Unfortunately, why this happens to people is poorly understood and the treatment options are lacking due to this. Even in patients that suffer from this condition, there is a lot of subjectivity when it comes to intensity and duration of symptoms. What is known about this condition is that there are two main families of symptoms that affect patients: head and stomach symptoms. The majority of patients will generally present with motion sickness mostly with head symptoms. Headaches, blurry vision, dizziness and the nausea are some of the most common symptoms that these patients will complain of. Theories postulate that the reason patients have these symptoms lies in their ear canals. Physiological changes in the ear can be lead to balance problems that can affect patients more intensely.
The other variety of symptoms that can predominate would be due to the stomach. These are patients that will present with vomiting, extreme nausea, and diarrhea. When patients do vomit, they may find temporary relief but generally, there will be relapses of vomiting that only improve when the patient gets out of the unfavorable environment.
If you find yourself on a cruise ship without a Port of Call for the next day or two, this may not be good news for you to hear.  This can be due to stomach acid shifting in the stomach due to high waves or bumping roads so the mechanism is slightly different than in those with headache symptoms.
Even if we may not fully understand why this is happening, what we do know is that there is a chance for relief if patients take prophylactic medications.

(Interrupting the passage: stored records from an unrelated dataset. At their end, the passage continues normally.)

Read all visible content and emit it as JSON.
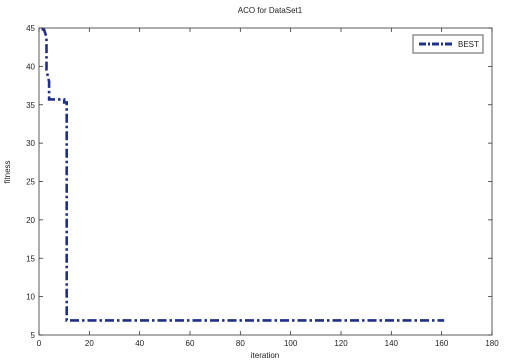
{
  "chart_data": {
    "type": "line",
    "title": "ACO for DataSet1",
    "xlabel": "iteration",
    "ylabel": "fitness",
    "xlim": [
      0,
      180
    ],
    "ylim": [
      5,
      45
    ],
    "xticks": [
      0,
      20,
      40,
      60,
      80,
      100,
      120,
      140,
      160,
      180
    ],
    "yticks": [
      5,
      10,
      15,
      20,
      25,
      30,
      35,
      40,
      45
    ],
    "grid": false,
    "legend_position": "top-right",
    "series": [
      {
        "name": "BEST",
        "color": "#1f2f8a",
        "line_style": "dash-dot",
        "x": [
          1,
          2,
          3,
          3,
          4,
          4,
          10,
          10,
          11,
          11,
          161
        ],
        "y": [
          44.8,
          44.8,
          43.8,
          39.5,
          38,
          35.7,
          35.7,
          35.3,
          35.3,
          6.9,
          6.9
        ]
      }
    ]
  }
}
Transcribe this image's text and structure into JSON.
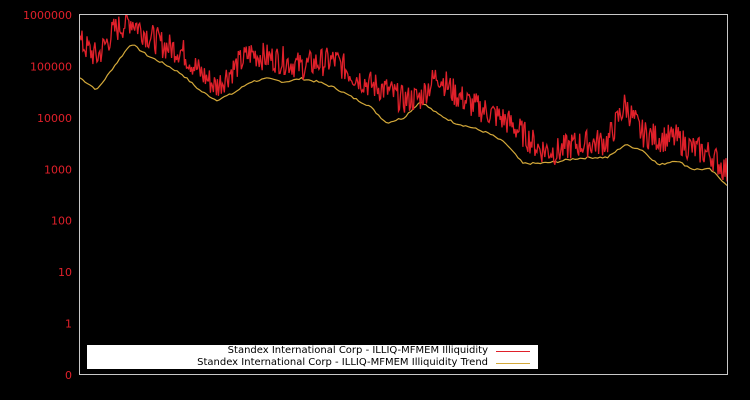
{
  "chart_data": {
    "type": "line",
    "title": "",
    "xlabel": "",
    "ylabel": "",
    "yscale": "log",
    "y_ticks": [
      {
        "label": "1000000",
        "value": 1000000
      },
      {
        "label": "100000",
        "value": 100000
      },
      {
        "label": "10000",
        "value": 10000
      },
      {
        "label": "1000",
        "value": 1000
      },
      {
        "label": "100",
        "value": 100
      },
      {
        "label": "10",
        "value": 10
      },
      {
        "label": "1",
        "value": 1
      },
      {
        "label": "0",
        "value": 0
      }
    ],
    "ylim": [
      0,
      1000000
    ],
    "grid": false,
    "legend_position": "lower-left-inside",
    "x_index": [
      0,
      1,
      2,
      3,
      4,
      5,
      6,
      7,
      8,
      9,
      10,
      11,
      12,
      13,
      14,
      15,
      16,
      17,
      18,
      19,
      20,
      21,
      22,
      23,
      24,
      25,
      26,
      27,
      28,
      29,
      30,
      31,
      32,
      33,
      34,
      35,
      36,
      37,
      38
    ],
    "series": [
      {
        "name": "Standex International Corp - ILLIQ-MFMEM Illiquidity",
        "color": "#e0202a",
        "values": [
          300000,
          150000,
          500000,
          800000,
          400000,
          250000,
          200000,
          80000,
          40000,
          90000,
          180000,
          150000,
          130000,
          100000,
          120000,
          130000,
          70000,
          45000,
          35000,
          22000,
          25000,
          70000,
          30000,
          18000,
          13000,
          9000,
          5000,
          2500,
          2200,
          3000,
          3200,
          3500,
          18000,
          5000,
          4000,
          4000,
          2500,
          2000,
          900
        ]
      },
      {
        "name": "Standex International Corp - ILLIQ-MFMEM Illiquidity Trend",
        "color": "#d4a93a",
        "values": [
          60000,
          35000,
          100000,
          280000,
          160000,
          110000,
          70000,
          35000,
          22000,
          30000,
          50000,
          58000,
          50000,
          58000,
          50000,
          38000,
          25000,
          17000,
          8000,
          10000,
          21000,
          12000,
          8000,
          6500,
          5000,
          3200,
          1300,
          1300,
          1400,
          1600,
          1700,
          1700,
          3000,
          2400,
          1200,
          1500,
          1000,
          1000,
          500
        ]
      }
    ]
  },
  "legend": {
    "items": [
      {
        "label": "Standex International Corp - ILLIQ-MFMEM Illiquidity",
        "color": "#e0202a"
      },
      {
        "label": "Standex International Corp - ILLIQ-MFMEM Illiquidity Trend",
        "color": "#d4a93a"
      }
    ]
  },
  "colors": {
    "background": "#000000",
    "axis": "#c8c8c8",
    "tick_label": "#e0202a"
  }
}
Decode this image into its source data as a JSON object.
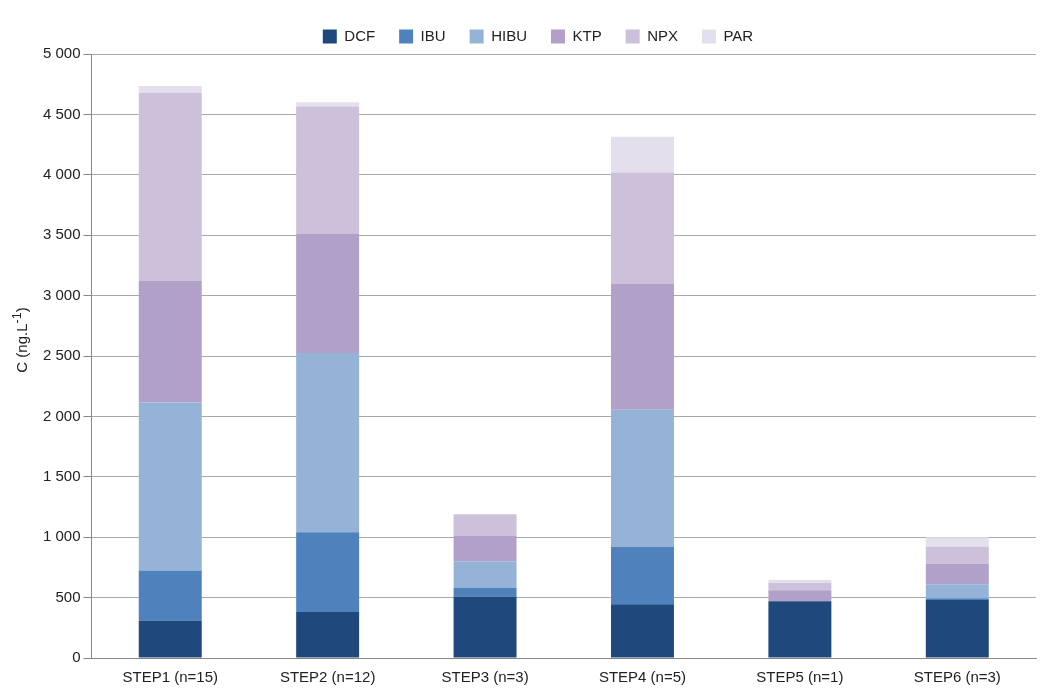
{
  "chart_data": {
    "type": "bar",
    "stacked": true,
    "ylabel": "C (ng.L$^{-1}$)",
    "categories": [
      "STEP1 (n=15)",
      "STEP2 (n=12)",
      "STEP3 (n=3)",
      "STEP4 (n=5)",
      "STEP5 (n=1)",
      "STEP6 (n=3)"
    ],
    "series": [
      {
        "name": "DCF",
        "color": "#1f497d",
        "values": [
          310,
          380,
          510,
          445,
          470,
          480
        ]
      },
      {
        "name": "IBU",
        "color": "#4f81bd",
        "values": [
          415,
          660,
          70,
          475,
          0,
          15
        ]
      },
      {
        "name": "HIBU",
        "color": "#95b3d7",
        "values": [
          1390,
          1485,
          220,
          1135,
          0,
          115
        ]
      },
      {
        "name": "KTP",
        "color": "#b1a0c7",
        "values": [
          1005,
          990,
          210,
          1045,
          90,
          170
        ]
      },
      {
        "name": "NPX",
        "color": "#ccc0da",
        "values": [
          1560,
          1050,
          180,
          920,
          60,
          140
        ]
      },
      {
        "name": "PAR",
        "color": "#e4dfec",
        "values": [
          55,
          35,
          0,
          295,
          25,
          80
        ]
      }
    ],
    "ylim": [
      0,
      5000
    ],
    "yticks": [
      0,
      {
        "value": 500,
        "label": "500"
      },
      {
        "value": 1000,
        "label": "1 000"
      },
      {
        "value": 1500,
        "label": "1 500"
      },
      {
        "value": 2000,
        "label": "2 000"
      },
      {
        "value": 2500,
        "label": "2 500"
      },
      {
        "value": 3000,
        "label": "3 000"
      },
      {
        "value": 3500,
        "label": "3 500"
      },
      {
        "value": 4000,
        "label": "4 000"
      },
      {
        "value": 4500,
        "label": "4 500"
      },
      {
        "value": 5000,
        "label": "5 000"
      }
    ],
    "grid": "y",
    "legend": "top"
  }
}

The first-line therapy that has been proven to work goes by the name of scopolamine, which is a medication that has been proven to make a significant difference in the frequency of symptoms like nausea, headaches, and dizziness and is commonly used in medicine as a treatment after surgeries to help patients cope with the anesthesiology. 

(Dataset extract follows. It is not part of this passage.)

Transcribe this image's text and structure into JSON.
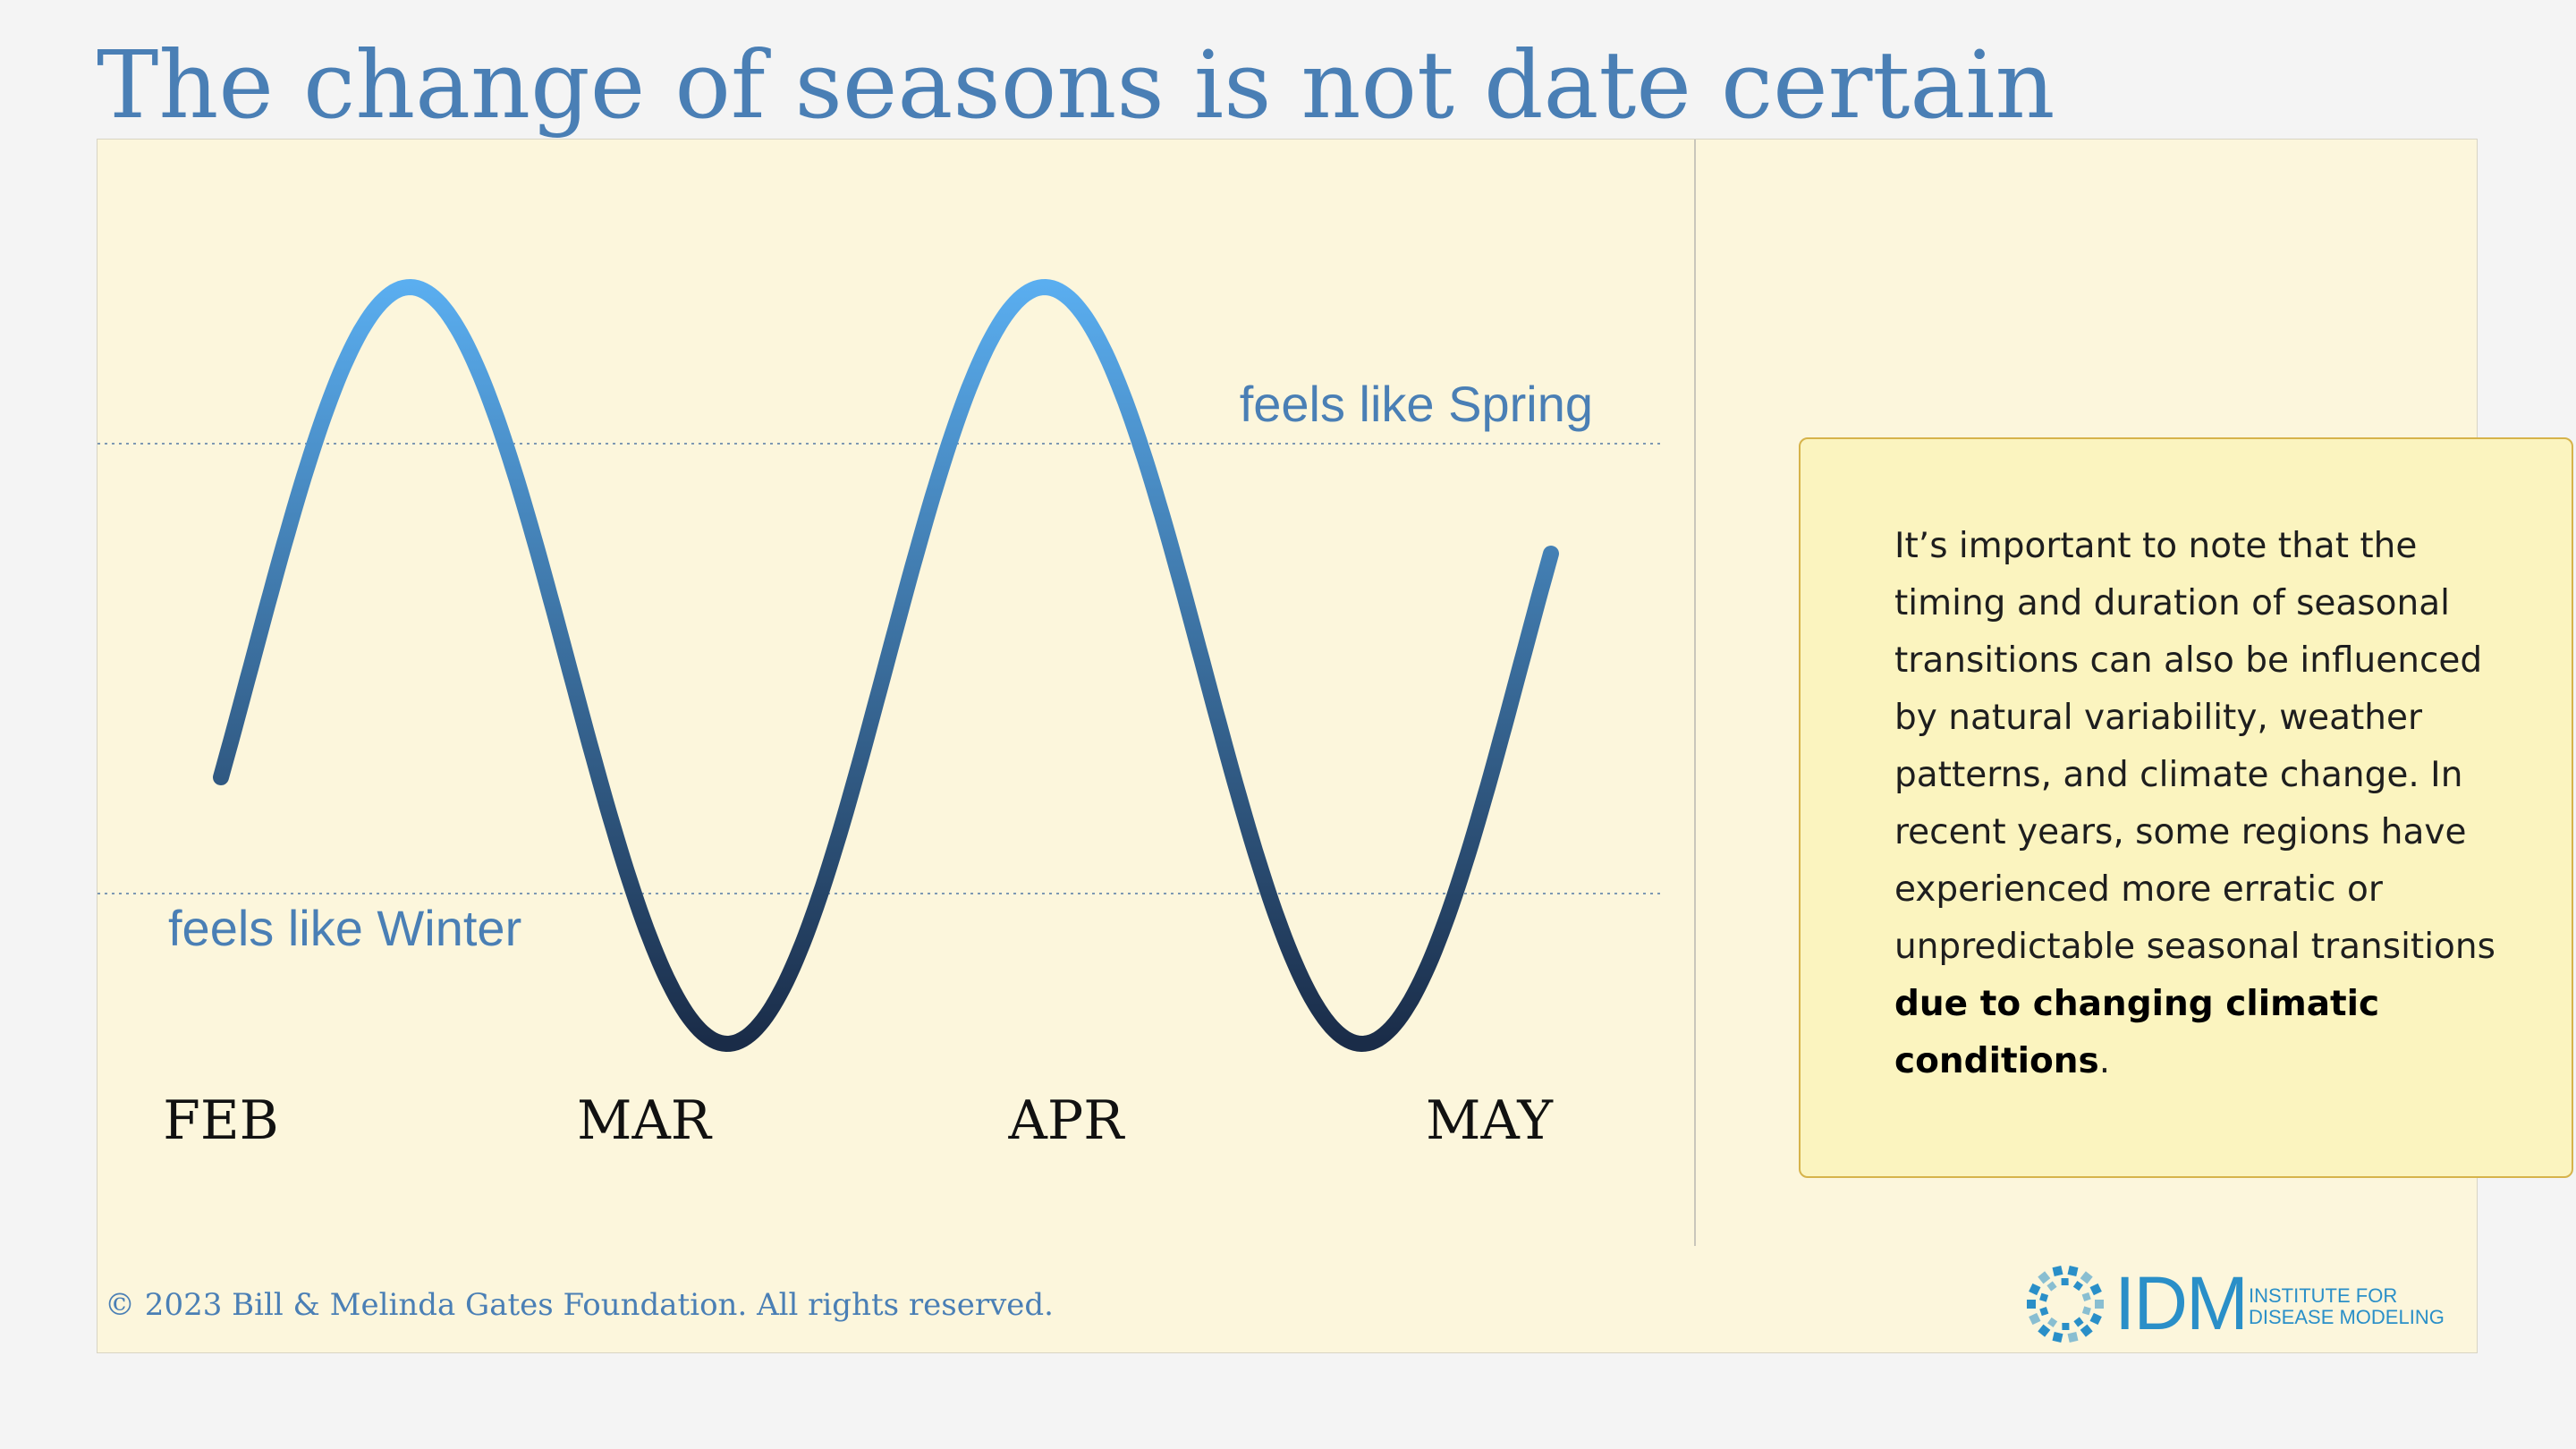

Other techniques that patients can attempt to use in order to reduce their chances of having motion sickness include behavior and psychological therapy. When patients feel dizziness, techniques, like focusing on one specific point on the horizon or closing their eyes, can help center their visual fields and prevent vomiting.

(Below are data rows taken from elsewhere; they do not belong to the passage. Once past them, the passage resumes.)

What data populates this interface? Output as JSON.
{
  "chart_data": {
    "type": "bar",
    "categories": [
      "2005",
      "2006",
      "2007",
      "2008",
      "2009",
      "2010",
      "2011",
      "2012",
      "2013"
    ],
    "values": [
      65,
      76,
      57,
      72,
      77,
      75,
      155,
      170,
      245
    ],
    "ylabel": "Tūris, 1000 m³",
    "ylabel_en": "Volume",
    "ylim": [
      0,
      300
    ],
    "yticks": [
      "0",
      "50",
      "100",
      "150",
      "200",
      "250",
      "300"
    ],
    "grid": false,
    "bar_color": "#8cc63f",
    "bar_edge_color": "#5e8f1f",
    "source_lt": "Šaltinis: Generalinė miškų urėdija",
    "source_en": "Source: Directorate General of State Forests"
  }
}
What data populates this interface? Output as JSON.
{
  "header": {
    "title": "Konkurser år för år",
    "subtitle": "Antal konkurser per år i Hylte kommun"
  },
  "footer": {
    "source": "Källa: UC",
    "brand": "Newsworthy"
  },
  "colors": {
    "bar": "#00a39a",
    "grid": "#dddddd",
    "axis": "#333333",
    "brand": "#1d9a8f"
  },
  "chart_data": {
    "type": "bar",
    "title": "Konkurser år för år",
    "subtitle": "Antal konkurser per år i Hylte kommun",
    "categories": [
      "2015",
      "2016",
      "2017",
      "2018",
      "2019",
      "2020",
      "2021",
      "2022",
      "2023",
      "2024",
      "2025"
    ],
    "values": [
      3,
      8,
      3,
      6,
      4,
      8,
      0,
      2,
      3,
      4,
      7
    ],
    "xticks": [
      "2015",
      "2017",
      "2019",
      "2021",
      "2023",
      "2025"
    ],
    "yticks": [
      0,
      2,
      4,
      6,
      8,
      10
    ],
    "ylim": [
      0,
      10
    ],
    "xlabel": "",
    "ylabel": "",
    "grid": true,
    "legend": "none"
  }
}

If you find that you have gastric symptoms, you should limit the amount of food that you eat before going into unfavorable environments.
A lot of this can only be achieved by anticipating your schedule but if you know you are a high-risk case for having motion sickness, using these techniques will surely help you cope with your symptoms. 
With luck, you may grow out of these symptoms if you are still a child or be able to cope with conditions better when you are exposed to boats, cars or rides more often so your body can tolerate the changes in motion more appropriately.